En büyük âlim ve evliyalardan Seyyid Abdullah-ı Dehlevi “kuddise sirruh” hazretleri, bir gün bazı gençlere;
- Başka dinden olanların hepsini, fena huylu bir insan kabul etmemelidir, buyurdu.
Ardından;
- Evet küfür, yani Müslüman olmamak, her zaman ve her yerde fenadır, buyurdu. Çünkü küfür, insanı dünyada ve ahirette felakete götüren zararlı bir inanış ve bozuk bir yaşayıştır.
Sözüne devamla;
- Allahü teâlâ, İslam dinini, insanların dünyada rahat ve huzur içinde, kardeşçe yaşamaları için ve ahirette sonsuz azablardan kurtulmaları için göndermiştir. Kâfirler, yani Müslüman olmayanlar, bu saadet yolundan mahrum kalmış zavallı kimselerdir.
Sordular:
- Yani bunlara acımak mı lazım efendim?
- Elbette. Bunlara, acımalı ve incitmemelidir. Bunları gıybet etmek bile haramdır.
Peygamberler insandır
Bir gün de sohbetinde;
- Kardeşlerim, Allahü teâlânın var ve bir olduğunu bildiren ilahi dinlerin hepsi, insanlar tarafından bozulmadan evvel, inanılacak şeyler bakımından birbirinin aynı idi, buyurdu.
Ve izah etti:
- Üç büyük din, yani Musevilik, İsevilik ve İslam dinleri, hep Allahü teâlânın bir olduğunu ve Peygamberlerin bizim gibi bir insan olduğunu bildirmiştir.
Sordular:
- Öbür dinler nerede yanılıyorlar efendim?

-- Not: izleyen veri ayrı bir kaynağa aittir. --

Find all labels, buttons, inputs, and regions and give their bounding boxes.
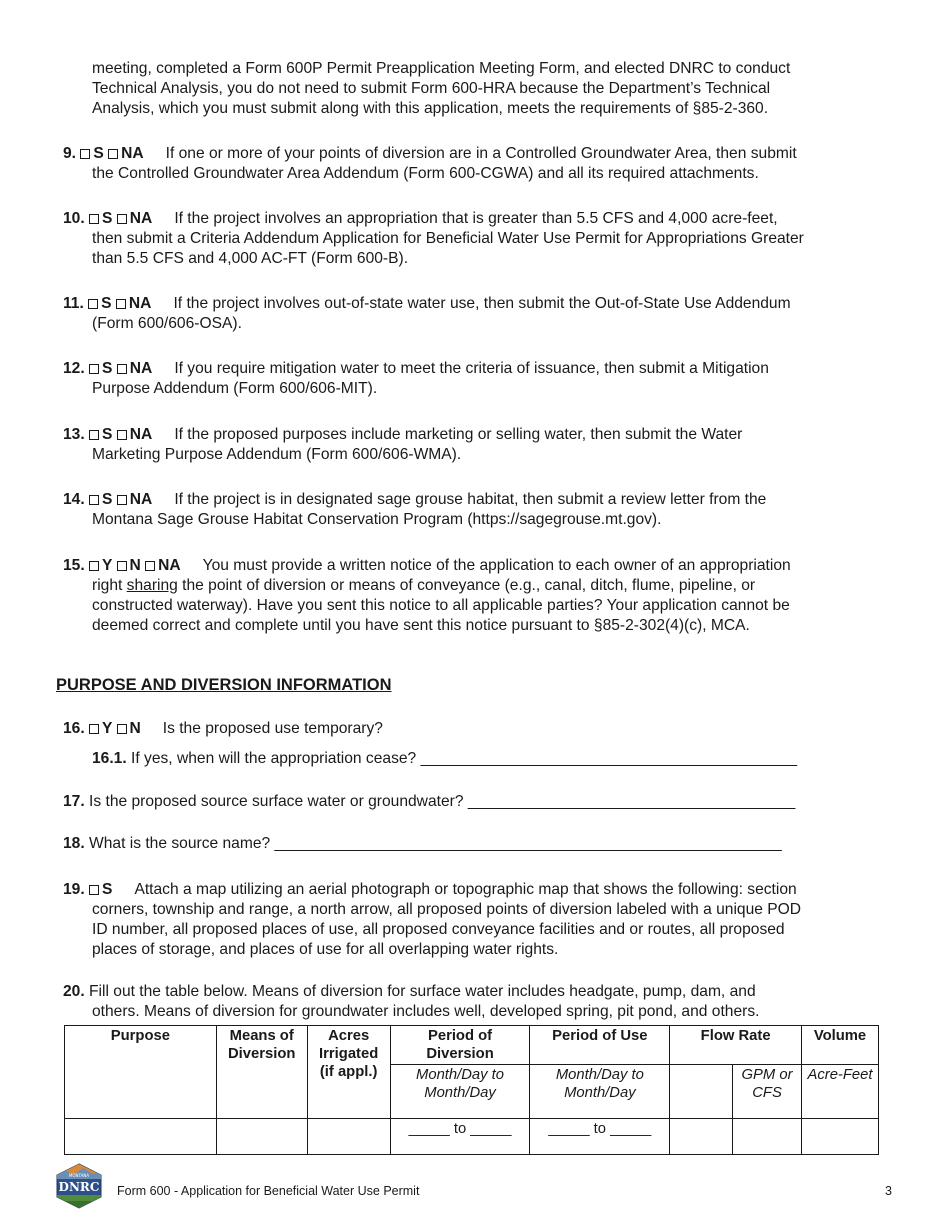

- Yahudiler, İsa ve Muhammed aleyhimesselama inanmıyor, Hıristiyanlar ise, hem Peygamber efendimize inanmıyor hem de putlara tapınmaktan bir türlü kurtulamamışlardır.
Ve daha açıkladı:
- Mesela İsa aleyhisselam; (Ben de, sizin gibi bir insanım. Allah’ın oğlu değilim) dediği halde, İsa aleyhisselamı Allah’ın oğlu sanmışlar, Baba (Allahü teâlâ), Oğul (İsa aleyhisselam) ve Ruh-ül-kuds ismi ile üç ayrı ilaha tapınmaya başlamışlardır.